Concerning sensitivity to change, the ORS was able to capture the improvement of the participants, being the effect size of the ORS similar to the effect sizes of CORE-SFB. However, in the study of Biescad & Timulak (Reference Biescad and Timulak2014) the effect size of the ORS seems to be lower (d = .87) than the effect sizes of the CORE-OM (Non-risk items, d = .95; All items, d = .98).

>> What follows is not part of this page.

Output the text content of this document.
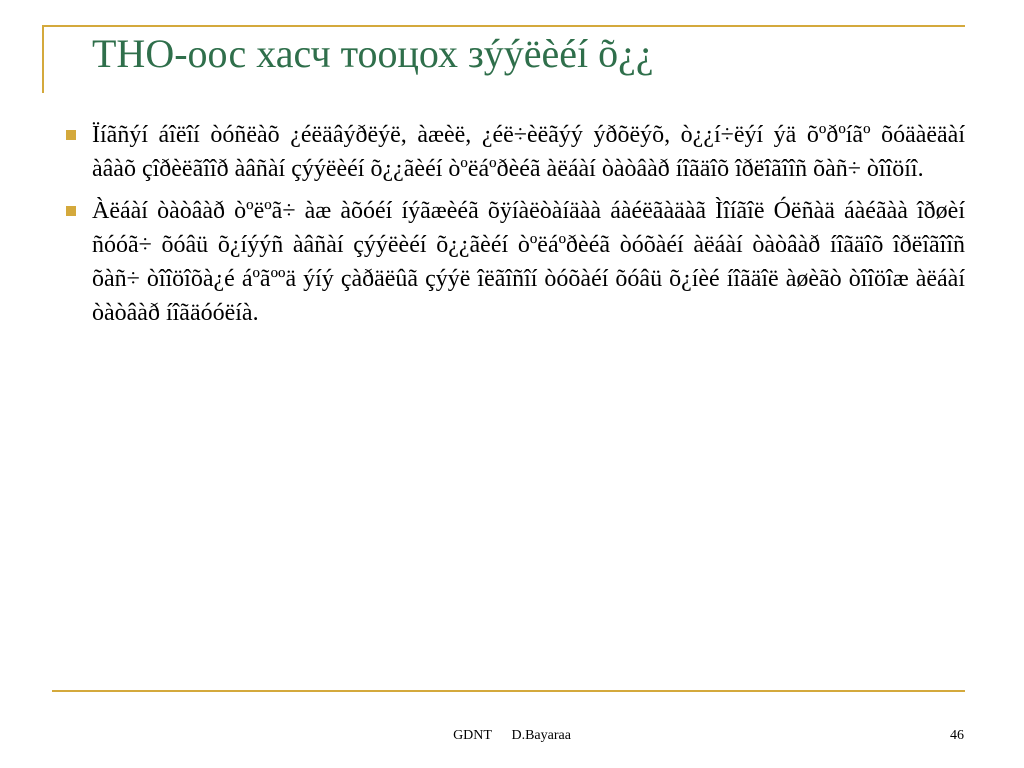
ТНО-оос хасч тооцох зýýëèéí õ¿¿
Ïíãñýí áîëîí òóñëàõ ¿éëäâýðëýë, àæèë, ¿éë÷èëãýý ýðõëýõ, ò¿¿í÷ëýí ýä õºðºíãº õóäàëäàí àâàõ çîðèëãîîð àâñàí çýýëèéí õ¿¿ãèéí òºëáºðèéã àëáàí òàòâàð íîãäîõ îðëîãîîñ õàñ÷ òîîöíî.
Àëáàí òàòâàð òºëºã÷ àæ àõóéí íýãæèéã õÿíàëòàíäàà áàéëãàäàã Ìîíãîë Óëñàä áàéãàà îðøèí ñóóã÷ õóâü õ¿íýýñ àâñàí çýýëèéí õ¿¿ãèéí òºëáºðèéã òóõàéí àëáàí òàòâàð íîãäîõ îðëîãîîñ õàñ÷ òîîöîõà¿é áºãººä ýíý çàðäëûã çýýë îëãîñîí òóõàéí õóâü õ¿íèé íîãäîë àøèãò òîîöîæ àëáàí òàòâàð íîãäóóëíà.
GDNT D.Bayaraa	46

The limitations of this study are that it only assesses the psychometric properties in a clinical sample, so no-comparison with non-clinical subjects could be done. In this sense, nonrandom sample frame was applied, and the sample size is small. Another limitation is that the version of the ORS applied was the version translated to Spanish by the team of the original authors, without contrasting if this translation applies to Peninsula Spanish speakers, so generalizability has to be done with caution. Furthermore, the method to assess test-retest reliability is not totally accurate, because during the interval of each administration, the effect of therapy or external factors might be expected to produce change. Duncan et al. (Reference Duncan, Miller, Sparks, Claud, Reynolds, Brown and Johnson2003) have argued that lower test-retest reliability can be obtained in instruments that are sensitive to change.
In summary, this article presents the first study of the ORS in Spain, showing that the instrument seems to be valid to assess well-being and psychotherapeutic outcome, being useful to obtain feedback about the progress of the client during the treatment. The ORS can be an instrument that clinicians can apply to monitor clients’ outcome and to prove the effectiveness of treatments imparted with Spanish speaking clients. Further research is required to adapt and standardize the ORS to Spanish population.